Everything adds up so quickly! We should be better about eating frozen leftovers too.
Anonymous
2 adults, 1 3 year-old, 1 11 month-old: we spend $150-$200/week at Giant or Safeway. This is on top of trips to Costco every 3 months or so to stock up on formula and wipes and bulk items like toilet paper and paper towels. I order diapers online. We also go to TJs about once a month for fun things and then there's wine and beer on top of everything else. So, no, you are not crazy, or if you are, there's others out there who are crazy too! I should add that our fridge always looks empty!
Anonymous
That sounds right to me too. My fam of 5 is really feeling the effects of higher food prices. I cook a lot- very little carry out, and make lunches every day for three kids. So it adds up. I try to shop judiciously - mostly Trader Joe's and Safeway, although I just dropped $200 at whole foods. I try my best to plan menus for the week, etc, but it really has gotten expensive. I too buy organic when I can, but I stay away from the fun gourmet items. It's depressing.
Anonymous
I spend about $150 a week for a family of five, and I don't make that much. I'm going to check out the Latin and Asian markets and see if they're any cheaper.
Anonymous
It's a good week if my family of 4 is under $200 and we don't buy forumla anymore. We also rarely eat out. I think that matters also. Are you buying 7 dinners worth of food? Lot's of families plan on takeout 1-2 nights/week so they may spend less on groceries.
Anonymous
Groceries have actually gone up...compared to my single days too OP.

Milk is over $3 a gallon (as much as gasoline) and many other dairy, cheese, icecream, etc. (beef) products too.
I saw a report that you can personally thank the all the greenies out there - pushing for corn-based energy, but in turns makes feeding the cows more expensive which gets passed on to the consumer.

To help ends meet with our little family, I definitely comparison shop and look through the sales ads of Giant, Safeway, and Wegmans. I combine that with my coupons. I only buy the must-haves (lunch meat, dinner things, cereal, etc.) and limit "extras" like junk food.
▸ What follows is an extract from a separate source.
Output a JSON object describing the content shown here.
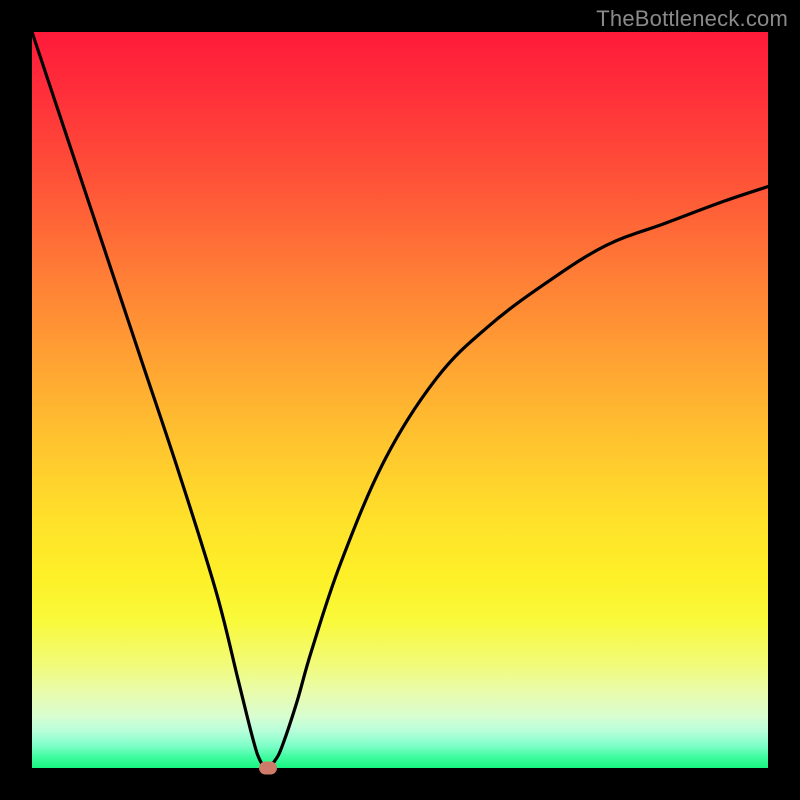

I end up shopping at three different stores some weekends, but if they are not out of my way and I'm driving by them anyways doing errands than I'll pop in. For me, that is worth the savings.

Not the perfect solution, but it works
Anonymous
Anonymous wrote:
Milk is over $3 a gallon (as much as gasoline) and many other dairy, cheese, icecream, etc. (beef) products too.
I saw a report that you can personally thank the all the greenies out there - pushing for corn-based energy, but in turns makes feeding the cows more expensive which gets passed on to the consumer.
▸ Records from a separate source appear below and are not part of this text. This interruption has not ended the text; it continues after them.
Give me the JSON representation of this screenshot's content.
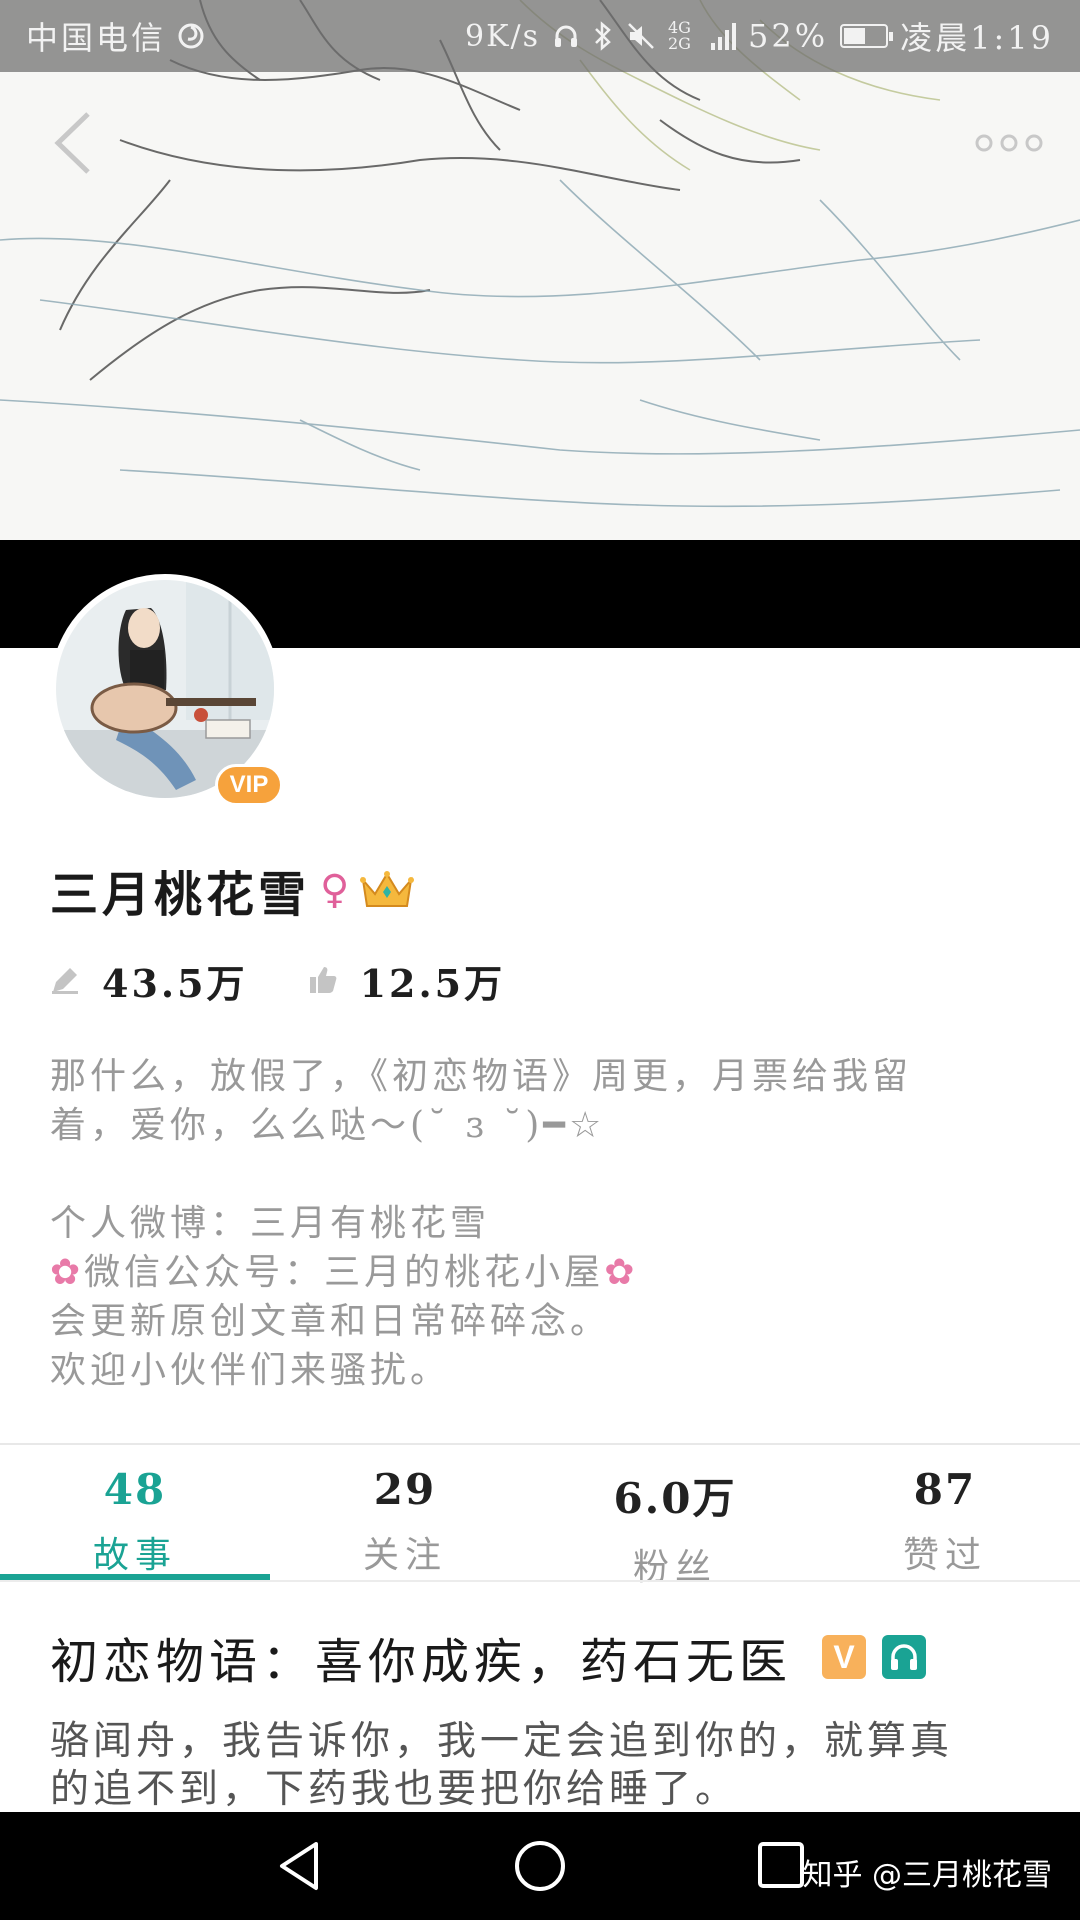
{
  "status_bar": {
    "carrier": "中国电信",
    "net_speed": "9K/s",
    "network_type": "4G 2G",
    "battery": "52%",
    "battery_level": 0.52,
    "time": "凌晨1:19"
  },
  "profile": {
    "vip_badge": "VIP",
    "name": "三月桃花雪",
    "gender_symbol": "♀",
    "stats": [
      {
        "icon": "pen-icon",
        "value": "43.5万"
      },
      {
        "icon": "thumbs-up-icon",
        "value": "12.5万"
      }
    ],
    "bio_lines": [
      "那什么，放假了，《初恋物语》周更，月票给我留",
      "着，爱你，么么哒～(˘ ɜ ˘)━☆",
      "",
      "个人微博：三月有桃花雪",
      "微信公众号：三月的桃花小屋",
      "会更新原创文章和日常碎碎念。",
      "欢迎小伙伴们来骚扰。"
    ],
    "flower_glyph": "✿"
  },
  "tabs": [
    {
      "count": "48",
      "label": "故事",
      "active": true
    },
    {
      "count": "29",
      "label": "关注",
      "active": false
    },
    {
      "count": "6.0万",
      "label": "粉丝",
      "active": false
    },
    {
      "count": "87",
      "label": "赞过",
      "active": false
    }
  ],
  "story": {
    "title": "初恋物语：喜你成疾，药石无医",
    "tag_v": "V",
    "excerpt_lines": [
      "骆闻舟，我告诉你，我一定会追到你的，就算真",
      "的追不到，下药我也要把你给睡了。"
    ]
  },
  "watermark": "知乎 @三月桃花雪",
  "colors": {
    "accent": "#1aa394",
    "vip": "#f6a23c",
    "gender": "#e0609a"
  }
}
No, you can thank an industrialized food system and factory farming for feeding these animals a diet of grain that is not a natural part of their diet. Cattle are graizers and should be eating a diet of grass. In order to feed the masses while keeping profits up for the likes ot Tyson and Swift & Co, enter in CAFO's (Confined Amimal Feeding Operations). Only recently this lovely industry of eColi, filth, and disease brought us our latest recall of beef that had contaminated a large portion of the school lunch program.